By Pat KRAMER
In this day and age it’s not uncommon for people to try to meet someone online through one of the many well-known dating sites. But as more people have chosen to trust unknown others with their hearts, a criminal element has developed, seeking to scam people at a time when they are most vulnerable. According to the Federal Bureau of Investigation’s Internet Crime Complaint Center, romance scams cost victims about $120 million in the first six months of 2016.
In an effort to address this new crime trend, law enforcement representatives from the Los Angeles County Sheriff’s Fraud and Cyber Crimes Bureau, Human Trafficking Bureau, and the FBI Cyber Task Force met in Artesia, California on Feb. 2 to present “Love Hurts: A Forum and Discussion on Online Dating Safety.” In doing so, they shared ways for the public to more safely engage online to avoid fraud and identity theft by “would be” predators.
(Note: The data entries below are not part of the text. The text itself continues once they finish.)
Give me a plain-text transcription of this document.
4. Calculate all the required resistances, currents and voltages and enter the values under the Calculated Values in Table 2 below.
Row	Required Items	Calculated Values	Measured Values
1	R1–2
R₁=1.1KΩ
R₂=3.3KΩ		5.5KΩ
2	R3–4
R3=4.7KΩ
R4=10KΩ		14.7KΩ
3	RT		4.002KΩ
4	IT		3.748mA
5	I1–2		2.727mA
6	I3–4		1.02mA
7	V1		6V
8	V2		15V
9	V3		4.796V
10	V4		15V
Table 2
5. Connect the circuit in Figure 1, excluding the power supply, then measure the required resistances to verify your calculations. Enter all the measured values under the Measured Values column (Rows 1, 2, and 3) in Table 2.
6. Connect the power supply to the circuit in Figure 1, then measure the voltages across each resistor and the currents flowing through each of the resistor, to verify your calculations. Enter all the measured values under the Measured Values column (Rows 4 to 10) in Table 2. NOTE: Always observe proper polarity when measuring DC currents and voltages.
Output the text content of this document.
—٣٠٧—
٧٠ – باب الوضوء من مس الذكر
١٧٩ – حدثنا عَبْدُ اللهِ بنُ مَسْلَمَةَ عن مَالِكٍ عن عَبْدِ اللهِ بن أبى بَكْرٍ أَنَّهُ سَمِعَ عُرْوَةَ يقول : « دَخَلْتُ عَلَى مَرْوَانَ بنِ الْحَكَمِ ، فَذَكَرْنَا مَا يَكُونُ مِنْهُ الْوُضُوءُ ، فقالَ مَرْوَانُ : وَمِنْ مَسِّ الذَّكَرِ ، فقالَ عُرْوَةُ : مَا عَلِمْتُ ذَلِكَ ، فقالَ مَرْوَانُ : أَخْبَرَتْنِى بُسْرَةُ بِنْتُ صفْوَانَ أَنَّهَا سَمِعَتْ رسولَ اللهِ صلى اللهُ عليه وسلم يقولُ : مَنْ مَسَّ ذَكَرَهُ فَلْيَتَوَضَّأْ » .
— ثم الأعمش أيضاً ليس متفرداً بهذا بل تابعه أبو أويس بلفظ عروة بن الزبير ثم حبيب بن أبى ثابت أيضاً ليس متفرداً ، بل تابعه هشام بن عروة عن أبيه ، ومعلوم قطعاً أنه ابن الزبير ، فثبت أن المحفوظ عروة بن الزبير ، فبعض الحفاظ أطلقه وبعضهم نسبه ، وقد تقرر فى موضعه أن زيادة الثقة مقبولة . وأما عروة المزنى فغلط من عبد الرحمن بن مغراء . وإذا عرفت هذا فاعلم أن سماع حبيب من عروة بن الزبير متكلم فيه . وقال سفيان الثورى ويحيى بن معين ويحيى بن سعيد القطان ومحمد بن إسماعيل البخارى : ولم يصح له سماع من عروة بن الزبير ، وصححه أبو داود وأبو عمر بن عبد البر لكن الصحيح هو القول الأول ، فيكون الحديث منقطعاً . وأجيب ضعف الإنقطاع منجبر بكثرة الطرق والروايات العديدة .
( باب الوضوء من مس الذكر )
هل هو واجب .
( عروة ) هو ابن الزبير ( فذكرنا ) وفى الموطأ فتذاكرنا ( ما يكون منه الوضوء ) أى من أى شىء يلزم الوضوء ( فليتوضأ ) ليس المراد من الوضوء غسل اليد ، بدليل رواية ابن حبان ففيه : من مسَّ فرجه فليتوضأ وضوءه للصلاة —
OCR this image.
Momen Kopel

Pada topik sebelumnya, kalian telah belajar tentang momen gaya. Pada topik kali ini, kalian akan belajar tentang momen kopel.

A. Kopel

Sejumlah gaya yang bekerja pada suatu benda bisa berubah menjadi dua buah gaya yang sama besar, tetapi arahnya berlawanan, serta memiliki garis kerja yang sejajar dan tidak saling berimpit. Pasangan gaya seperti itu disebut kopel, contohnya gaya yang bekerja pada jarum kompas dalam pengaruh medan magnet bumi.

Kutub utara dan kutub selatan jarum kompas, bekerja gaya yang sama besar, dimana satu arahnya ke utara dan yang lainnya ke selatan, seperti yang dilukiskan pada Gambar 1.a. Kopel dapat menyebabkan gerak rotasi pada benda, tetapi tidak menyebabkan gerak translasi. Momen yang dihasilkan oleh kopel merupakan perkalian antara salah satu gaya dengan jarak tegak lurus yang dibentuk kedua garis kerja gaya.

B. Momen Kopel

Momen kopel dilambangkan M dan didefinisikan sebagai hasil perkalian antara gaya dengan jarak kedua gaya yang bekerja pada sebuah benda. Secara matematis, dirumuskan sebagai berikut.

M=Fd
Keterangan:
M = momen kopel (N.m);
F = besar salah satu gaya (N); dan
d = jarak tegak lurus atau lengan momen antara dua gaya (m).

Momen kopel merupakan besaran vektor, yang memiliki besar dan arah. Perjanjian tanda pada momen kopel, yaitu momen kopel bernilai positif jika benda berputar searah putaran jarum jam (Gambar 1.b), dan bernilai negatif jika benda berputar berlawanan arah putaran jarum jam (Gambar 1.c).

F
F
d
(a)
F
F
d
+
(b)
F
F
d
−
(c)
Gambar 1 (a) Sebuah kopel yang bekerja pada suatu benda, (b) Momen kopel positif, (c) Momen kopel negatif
It is known that predators are now using dating sites with fake profiles to snare their victims and gain access to their bank accounts. The topics covered in the forum included online dating safety and ways to prevent romance scams and sextortion (a term to describe the coercion or bullying of money or a broad range of actions from the victim). Here are some of their suggestions:
•When looking at personal profiles, compare photos against physical descriptions and look for inconsistencies in photos, such as wedding rings.
•Look for spelling and grammar inconsistencies, as it might reflect a person communicating from another country.
•Ask questions about where an individual lives to confirm if they know that city and its locales.
•Never send sexually explicit or compromising images that can be used as leverage in an extortion attempt.
•Be wary of online daters who become affectionate too soon or may use pet names such as “babe,” “sweetie,” “hon” and “love.”
•Use caution if the person shares grandiose stories of wealth and stature or says they have inherited money.
•Do not send money, gift cards or wire money transfers.
•If asked to switch to another online form of communication, be wary. This is a tactic commonly used by scammers.
•Note that many male scammers list their occupations as engineers and many female scammers list theirs as models.
•When meeting someone, always meet in a public place and don’t give out your home or work address.
By using common sense and paying attention to their instincts, people can often recognize when they are at risk. Anyone who believes they are communicating with a scammer who is trying to commit fraud should stop all communication and block access to their profile, email and phone number. The LA County Sheriffs’ Dept. advises if victim has already wired someone money to contact the wire service to stop the transfer, then notify local law enforcement.